09 Februari 2018

opini musri nauli : TATA RUANG DAYAK BAHAU UMAAQ SULING



TATA RUANG DAYAK BAHAU UMAAQ  SULING

Berkesempatan datang ke Samarinda, Kalimantan Timur mendapatkan kesempatan “belajar’ tata ruang Dayak Bahau Umaaq Suling Lung Isun, Kecamatan Lung Pahangai, Kabupaten Mahakam Ulu, Kalimantan Timur (Dayak Bahau Umaaq Suling) . Kesempatan “langka” belajar dan mendengarkan cerita Tata Ruang Dayak Bahau Ummaq Suling merupakan anugrah yang tidak ternilai harganya.

Dayak Bahau Ummaq Suling berada di Kampung Lung Isun, Kecamatan Lung Pahangai, Kabupaten Mahakam Ulu, Kalimantan Timur.

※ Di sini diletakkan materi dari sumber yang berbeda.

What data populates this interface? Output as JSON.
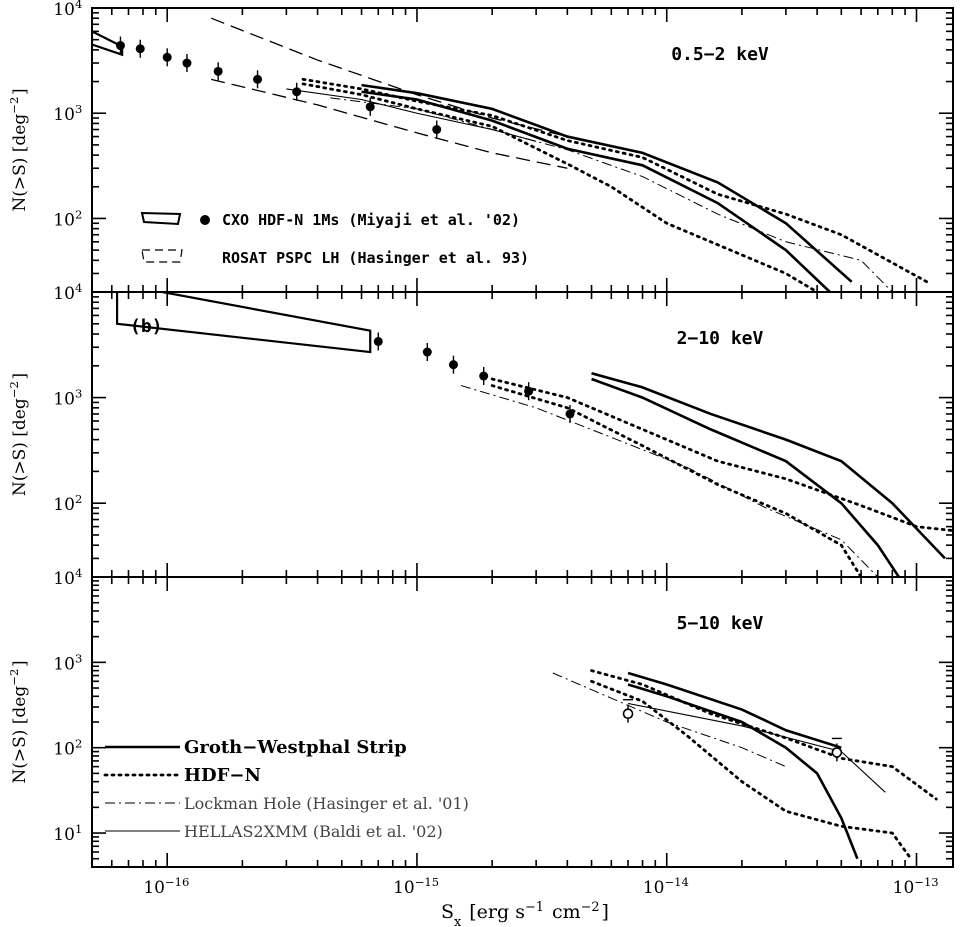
{
  "chart_data": [
    {
      "type": "line",
      "panel_label": "",
      "band": "0.5−2 keV",
      "xscale": "log",
      "yscale": "log",
      "xlim": [
        5e-17,
        1.4e-13
      ],
      "ylim": [
        20,
        10000
      ],
      "ytick_labels": [
        "10^4",
        "10^3",
        "10^2"
      ],
      "legend": [
        {
          "marker": "box+dot",
          "label": "CXO HDF-N 1Ms (Miyaji et al. '02)"
        },
        {
          "marker": "dashed-box",
          "label": "ROSAT PSPC LH (Hasinger et al. 93)"
        }
      ],
      "points": [
        {
          "x": 6.5e-17,
          "y": 4400
        },
        {
          "x": 7.8e-17,
          "y": 4100
        },
        {
          "x": 1e-16,
          "y": 3400
        },
        {
          "x": 1.2e-16,
          "y": 3000
        },
        {
          "x": 1.6e-16,
          "y": 2500
        },
        {
          "x": 2.3e-16,
          "y": 2100
        },
        {
          "x": 3.3e-16,
          "y": 1600
        },
        {
          "x": 6.5e-16,
          "y": 1150
        },
        {
          "x": 1.2e-15,
          "y": 700
        }
      ],
      "box": {
        "x": [
          5e-17,
          6.6e-17
        ],
        "y_upper": [
          6000,
          4300
        ],
        "y_lower": [
          4500,
          3600
        ]
      },
      "series": [
        {
          "name": "Groth-Westphal Strip",
          "style": "thick-solid",
          "x": [
            6e-16,
            1e-15,
            2e-15,
            4e-15,
            8e-15,
            1.6e-14,
            3e-14,
            5.5e-14
          ],
          "y": [
            1850,
            1550,
            1100,
            600,
            420,
            220,
            90,
            25
          ]
        },
        {
          "name": "Groth-Westphal Strip",
          "style": "thick-solid",
          "x": [
            6e-16,
            1e-15,
            2e-15,
            4e-15,
            8e-15,
            1.6e-14,
            3e-14,
            4.5e-14
          ],
          "y": [
            1600,
            1350,
            850,
            460,
            320,
            140,
            50,
            20
          ]
        },
        {
          "name": "HDF-N",
          "style": "thick-dotted",
          "x": [
            3.5e-16,
            6e-16,
            1e-15,
            2e-15,
            4e-15,
            8e-15,
            1.6e-14,
            3e-14,
            5e-14,
            1.1e-13
          ],
          "y": [
            2100,
            1700,
            1300,
            950,
            550,
            380,
            170,
            110,
            70,
            25
          ]
        },
        {
          "name": "HDF-N",
          "style": "thick-dotted",
          "x": [
            3.5e-16,
            6e-16,
            1e-15,
            2e-15,
            4e-15,
            6e-15,
            1e-14,
            2e-14,
            3e-14,
            4e-14
          ],
          "y": [
            1900,
            1500,
            1100,
            750,
            330,
            200,
            90,
            45,
            30,
            20
          ]
        },
        {
          "name": "Lockman Hole (Hasinger et al. '01)",
          "style": "thin-dashdot",
          "x": [
            4.5e-16,
            1e-15,
            2e-15,
            4e-15,
            8e-15,
            1.6e-14,
            3e-14,
            6e-14,
            8e-14
          ],
          "y": [
            1400,
            1100,
            700,
            450,
            250,
            110,
            60,
            40,
            20
          ]
        },
        {
          "name": "HELLAS2XMM (Baldi et al. '02)",
          "style": "thin-solid",
          "x": [
            3e-16,
            6e-16,
            1e-15,
            2e-15,
            3e-15
          ],
          "y": [
            1700,
            1350,
            1000,
            700,
            540
          ]
        },
        {
          "name": "ROSAT PSPC LH (Hasinger et al. 93)",
          "style": "dashed",
          "x": [
            1.5e-16,
            4e-16,
            1e-15,
            2e-15,
            4e-15
          ],
          "y": [
            8000,
            3200,
            1500,
            900,
            600
          ]
        },
        {
          "name": "ROSAT PSPC LH (Hasinger et al. 93)",
          "style": "dashed",
          "x": [
            1.5e-16,
            4e-16,
            1e-15,
            2e-15,
            4e-15
          ],
          "y": [
            2100,
            1200,
            650,
            420,
            300
          ]
        }
      ]
    },
    {
      "type": "line",
      "panel_label": "(b)",
      "band": "2−10 keV",
      "xscale": "log",
      "yscale": "log",
      "xlim": [
        5e-17,
        1.4e-13
      ],
      "ylim": [
        20,
        10000
      ],
      "ytick_labels": [
        "10^4",
        "10^3",
        "10^2"
      ],
      "points": [
        {
          "x": 7e-16,
          "y": 3400
        },
        {
          "x": 1.1e-15,
          "y": 2700
        },
        {
          "x": 1.4e-15,
          "y": 2050
        },
        {
          "x": 1.85e-15,
          "y": 1600
        },
        {
          "x": 2.8e-15,
          "y": 1150
        },
        {
          "x": 4.1e-15,
          "y": 700
        }
      ],
      "box": {
        "x": [
          6.3e-17,
          6.5e-16
        ],
        "y_upper": [
          12000,
          4300
        ],
        "y_lower": [
          5000,
          2700
        ]
      },
      "series": [
        {
          "name": "Groth-Westphal Strip",
          "style": "thick-solid",
          "x": [
            5e-15,
            8e-15,
            1.5e-14,
            3e-14,
            5e-14,
            8e-14,
            1.3e-13
          ],
          "y": [
            1700,
            1250,
            700,
            400,
            250,
            100,
            30
          ]
        },
        {
          "name": "Groth-Westphal Strip",
          "style": "thick-solid",
          "x": [
            5e-15,
            8e-15,
            1.5e-14,
            3e-14,
            5e-14,
            7e-14,
            8.5e-14
          ],
          "y": [
            1500,
            1000,
            500,
            250,
            100,
            40,
            20
          ]
        },
        {
          "name": "HDF-N",
          "style": "thick-dotted",
          "x": [
            2e-15,
            4e-15,
            8e-15,
            1.6e-14,
            3e-14,
            6e-14,
            1e-13,
            1.4e-13
          ],
          "y": [
            1500,
            1000,
            500,
            250,
            170,
            95,
            60,
            55
          ]
        },
        {
          "name": "HDF-N",
          "style": "thick-dotted",
          "x": [
            2e-15,
            4e-15,
            8e-15,
            1.6e-14,
            3e-14,
            5e-14,
            6e-14
          ],
          "y": [
            1300,
            800,
            350,
            150,
            80,
            40,
            20
          ]
        },
        {
          "name": "Lockman Hole (Hasinger et al. '01)",
          "style": "thin-dashdot",
          "x": [
            1.5e-15,
            3e-15,
            6e-15,
            1.2e-14,
            2.5e-14,
            5e-14,
            7e-14
          ],
          "y": [
            1300,
            800,
            420,
            220,
            90,
            45,
            20
          ]
        }
      ]
    },
    {
      "type": "line",
      "panel_label": "",
      "band": "5−10 keV",
      "xscale": "log",
      "yscale": "log",
      "xlim": [
        5e-17,
        1.4e-13
      ],
      "ylim": [
        4,
        10000
      ],
      "ytick_labels": [
        "10^4",
        "10^3",
        "10^2",
        "10^1"
      ],
      "legend": [
        {
          "style": "thick-solid",
          "label": "Groth−Westphal Strip"
        },
        {
          "style": "thick-dotted",
          "label": "HDF−N"
        },
        {
          "style": "thin-dashdot",
          "label": "Lockman Hole (Hasinger et al. '01)"
        },
        {
          "style": "thin-solid",
          "label": "HELLAS2XMM (Baldi et al. '02)"
        }
      ],
      "points": [
        {
          "x": 7e-15,
          "y": 250
        },
        {
          "x": 4.8e-14,
          "y": 88
        }
      ],
      "series": [
        {
          "name": "Groth-Westphal Strip",
          "style": "thick-solid",
          "x": [
            7e-15,
            1e-14,
            2e-14,
            3e-14,
            5e-14
          ],
          "y": [
            750,
            550,
            280,
            160,
            100
          ]
        },
        {
          "name": "Groth-Westphal Strip",
          "style": "thick-solid",
          "x": [
            7e-15,
            1e-14,
            2e-14,
            3e-14,
            4e-14,
            5e-14,
            5.8e-14
          ],
          "y": [
            550,
            400,
            200,
            100,
            50,
            15,
            5
          ]
        },
        {
          "name": "HDF-N",
          "style": "thick-dotted",
          "x": [
            5e-15,
            8e-15,
            1.5e-14,
            3e-14,
            5e-14,
            8e-14,
            1.2e-13
          ],
          "y": [
            800,
            550,
            250,
            130,
            75,
            60,
            25
          ]
        },
        {
          "name": "HDF-N",
          "style": "thick-dotted",
          "x": [
            5e-15,
            8e-15,
            1.2e-14,
            2e-14,
            3e-14,
            5e-14,
            8e-14,
            9.5e-14
          ],
          "y": [
            600,
            350,
            140,
            40,
            18,
            12,
            10,
            5
          ]
        },
        {
          "name": "Lockman Hole (Hasinger et al. '01)",
          "style": "thin-dashdot",
          "x": [
            3.5e-15,
            6e-15,
            1e-14,
            2e-14,
            3e-14
          ],
          "y": [
            750,
            380,
            200,
            100,
            60
          ]
        },
        {
          "name": "HELLAS2XMM (Baldi et al. '02)",
          "style": "thin-solid",
          "x": [
            7e-15,
            2e-14,
            5e-14,
            7.5e-14
          ],
          "y": [
            330,
            180,
            90,
            30
          ]
        }
      ]
    }
  ],
  "xtick_labels": [
    "10^-16",
    "10^-15",
    "10^-14",
    "10^-13"
  ],
  "ylabel": "N(>S)  [deg^-2]",
  "xlabel": "S_x  [erg s^-1 cm^-2]"
}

Kabupaten Mahakam Ulu merupakan kabupaten baru dari pemekaran[1] Kabupaten Kutai Barat, Propinsi Kalimantan Timur.

Ketika penyebutan “Kampung” sebagai unit Pemerintahan, ada perbedaan mendasar dengan makna “Kampung” yang dikenal di Jambi.

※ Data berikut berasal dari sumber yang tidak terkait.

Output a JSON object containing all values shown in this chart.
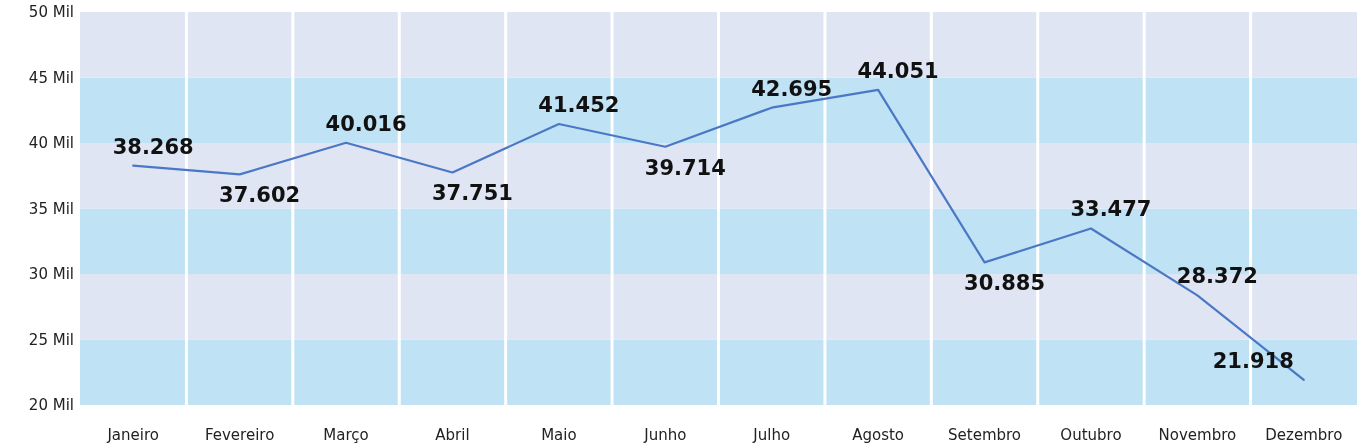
{
  "chart_data": {
    "type": "line",
    "categories": [
      "Janeiro",
      "Fevereiro",
      "Março",
      "Abril",
      "Maio",
      "Junho",
      "Julho",
      "Agosto",
      "Setembro",
      "Outubro",
      "Novembro",
      "Dezembro"
    ],
    "series": [
      {
        "color": "#4a78c4",
        "values": [
          38.268,
          37.602,
          40.016,
          37.751,
          41.452,
          39.714,
          42.695,
          44.051,
          30.885,
          33.477,
          28.372,
          21.918
        ]
      }
    ],
    "ylim": [
      20,
      50
    ],
    "yticks": [
      {
        "value": 20,
        "label": "20 Mil"
      },
      {
        "value": 25,
        "label": "25 Mil"
      },
      {
        "value": 30,
        "label": "30 Mil"
      },
      {
        "value": 35,
        "label": "35 Mil"
      },
      {
        "value": 40,
        "label": "40 Mil"
      },
      {
        "value": 45,
        "label": "45 Mil"
      },
      {
        "value": 50,
        "label": "50 Mil"
      }
    ],
    "bands": [
      {
        "axis": "y",
        "from": 20,
        "to": 25,
        "color": "#bfe2f5"
      },
      {
        "axis": "y",
        "from": 25,
        "to": 30,
        "color": "#dfe5f3"
      },
      {
        "axis": "y",
        "from": 30,
        "to": 35,
        "color": "#bfe2f5"
      },
      {
        "axis": "y",
        "from": 35,
        "to": 40,
        "color": "#dfe5f3"
      },
      {
        "axis": "y",
        "from": 40,
        "to": 45,
        "color": "#bfe2f5"
      },
      {
        "axis": "y",
        "from": 45,
        "to": 50,
        "color": "#dfe5f3"
      }
    ],
    "grid": "x",
    "marker": "none",
    "data_labels": true
  }
}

Sebelum lahir UU No. 5 Tahun 1979, kampong adalah unit dibawah pemerintahan Dusun. Kampung adalah pemukiman yang terdiri dari beberapa rumah. Kampung kemudian menginduk ke Dusun. Dusun kemudian menjadi unit pemerintahan terkecil. Sehingga Dusun terdiri dari beberapa kampong.

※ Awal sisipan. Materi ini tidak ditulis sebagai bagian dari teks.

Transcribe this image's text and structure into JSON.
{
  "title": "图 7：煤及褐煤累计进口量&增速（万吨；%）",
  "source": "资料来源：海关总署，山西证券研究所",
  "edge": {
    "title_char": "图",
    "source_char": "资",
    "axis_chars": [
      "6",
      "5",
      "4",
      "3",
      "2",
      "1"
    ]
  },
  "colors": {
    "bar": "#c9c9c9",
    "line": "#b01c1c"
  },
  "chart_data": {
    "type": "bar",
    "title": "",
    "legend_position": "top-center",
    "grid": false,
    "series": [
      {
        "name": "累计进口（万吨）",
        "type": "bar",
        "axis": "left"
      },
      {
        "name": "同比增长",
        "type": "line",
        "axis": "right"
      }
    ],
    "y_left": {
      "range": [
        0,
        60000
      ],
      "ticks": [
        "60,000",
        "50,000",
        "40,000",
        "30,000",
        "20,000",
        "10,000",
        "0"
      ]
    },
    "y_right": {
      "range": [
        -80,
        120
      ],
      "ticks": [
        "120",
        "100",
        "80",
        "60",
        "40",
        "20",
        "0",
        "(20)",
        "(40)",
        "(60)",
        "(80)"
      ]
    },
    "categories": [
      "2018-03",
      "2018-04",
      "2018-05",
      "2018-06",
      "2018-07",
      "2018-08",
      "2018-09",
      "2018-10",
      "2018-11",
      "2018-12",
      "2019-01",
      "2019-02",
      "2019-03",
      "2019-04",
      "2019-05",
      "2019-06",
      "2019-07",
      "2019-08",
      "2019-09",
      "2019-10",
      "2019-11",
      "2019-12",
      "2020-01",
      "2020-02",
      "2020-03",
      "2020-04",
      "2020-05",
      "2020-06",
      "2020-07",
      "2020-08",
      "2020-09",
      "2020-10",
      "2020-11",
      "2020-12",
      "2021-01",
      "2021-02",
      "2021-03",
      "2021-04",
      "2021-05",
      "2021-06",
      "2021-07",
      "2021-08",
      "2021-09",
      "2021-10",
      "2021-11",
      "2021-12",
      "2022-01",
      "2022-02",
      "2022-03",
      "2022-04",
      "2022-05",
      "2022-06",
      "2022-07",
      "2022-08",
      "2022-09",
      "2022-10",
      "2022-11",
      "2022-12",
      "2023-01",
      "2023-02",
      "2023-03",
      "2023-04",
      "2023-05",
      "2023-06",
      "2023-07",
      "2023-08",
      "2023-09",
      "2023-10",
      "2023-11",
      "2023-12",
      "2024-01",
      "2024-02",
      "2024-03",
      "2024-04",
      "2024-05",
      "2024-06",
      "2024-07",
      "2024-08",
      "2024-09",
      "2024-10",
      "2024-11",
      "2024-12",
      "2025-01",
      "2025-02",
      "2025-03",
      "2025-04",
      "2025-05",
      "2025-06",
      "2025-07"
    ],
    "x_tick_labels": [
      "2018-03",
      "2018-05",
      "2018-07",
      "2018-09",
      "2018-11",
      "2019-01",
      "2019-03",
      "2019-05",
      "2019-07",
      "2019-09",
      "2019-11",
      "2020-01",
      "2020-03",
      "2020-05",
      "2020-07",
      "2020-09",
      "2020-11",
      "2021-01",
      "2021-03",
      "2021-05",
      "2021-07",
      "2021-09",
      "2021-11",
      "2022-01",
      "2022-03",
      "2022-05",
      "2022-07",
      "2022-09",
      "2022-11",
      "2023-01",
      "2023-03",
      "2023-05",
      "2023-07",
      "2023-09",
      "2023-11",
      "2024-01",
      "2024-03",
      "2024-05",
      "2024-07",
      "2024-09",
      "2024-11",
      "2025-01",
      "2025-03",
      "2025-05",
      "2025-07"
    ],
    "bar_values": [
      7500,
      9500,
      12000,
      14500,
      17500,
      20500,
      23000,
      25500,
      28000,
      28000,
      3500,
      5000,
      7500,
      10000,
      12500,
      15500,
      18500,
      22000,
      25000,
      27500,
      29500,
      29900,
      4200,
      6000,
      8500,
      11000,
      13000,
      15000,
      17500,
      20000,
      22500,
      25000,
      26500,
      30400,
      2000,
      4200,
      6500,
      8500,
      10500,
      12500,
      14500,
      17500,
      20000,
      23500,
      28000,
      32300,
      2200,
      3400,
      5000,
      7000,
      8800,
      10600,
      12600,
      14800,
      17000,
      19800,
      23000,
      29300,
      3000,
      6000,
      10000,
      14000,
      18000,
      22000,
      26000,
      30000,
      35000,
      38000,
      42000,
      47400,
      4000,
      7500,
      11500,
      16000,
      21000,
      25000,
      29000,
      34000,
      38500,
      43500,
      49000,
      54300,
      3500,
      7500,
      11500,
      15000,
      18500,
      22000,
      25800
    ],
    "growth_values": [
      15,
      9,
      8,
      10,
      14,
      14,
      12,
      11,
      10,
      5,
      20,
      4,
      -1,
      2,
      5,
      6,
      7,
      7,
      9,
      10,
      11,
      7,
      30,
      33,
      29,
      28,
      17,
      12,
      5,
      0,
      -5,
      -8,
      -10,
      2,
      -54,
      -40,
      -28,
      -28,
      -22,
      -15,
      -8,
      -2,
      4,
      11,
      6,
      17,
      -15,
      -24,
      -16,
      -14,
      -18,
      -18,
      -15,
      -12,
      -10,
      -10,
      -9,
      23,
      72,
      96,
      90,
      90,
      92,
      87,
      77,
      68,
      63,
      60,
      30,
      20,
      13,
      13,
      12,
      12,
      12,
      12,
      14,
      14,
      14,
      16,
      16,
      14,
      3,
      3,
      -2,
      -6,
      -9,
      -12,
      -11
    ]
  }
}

Setelah lahirnya UU No. 5 Tahun 1979, kampong kemudian menjadi dusun. Sedangkan dusun kemudian menjadi Desa. Dengan demikian maka Desa kemudian terdiri dari beberapa Dusun.

Namun ketika saya melihat Kepala Kampung (dengan penyebutan “Sebagai tinggi Kampung”) saya kemudian memahami Kampung kemudian disejajarkan dengan Dusun (sebelum UU No. 5 Tahun 1979) dan Desa (Setelah lahirnya UU No. 5 Tahun 1979).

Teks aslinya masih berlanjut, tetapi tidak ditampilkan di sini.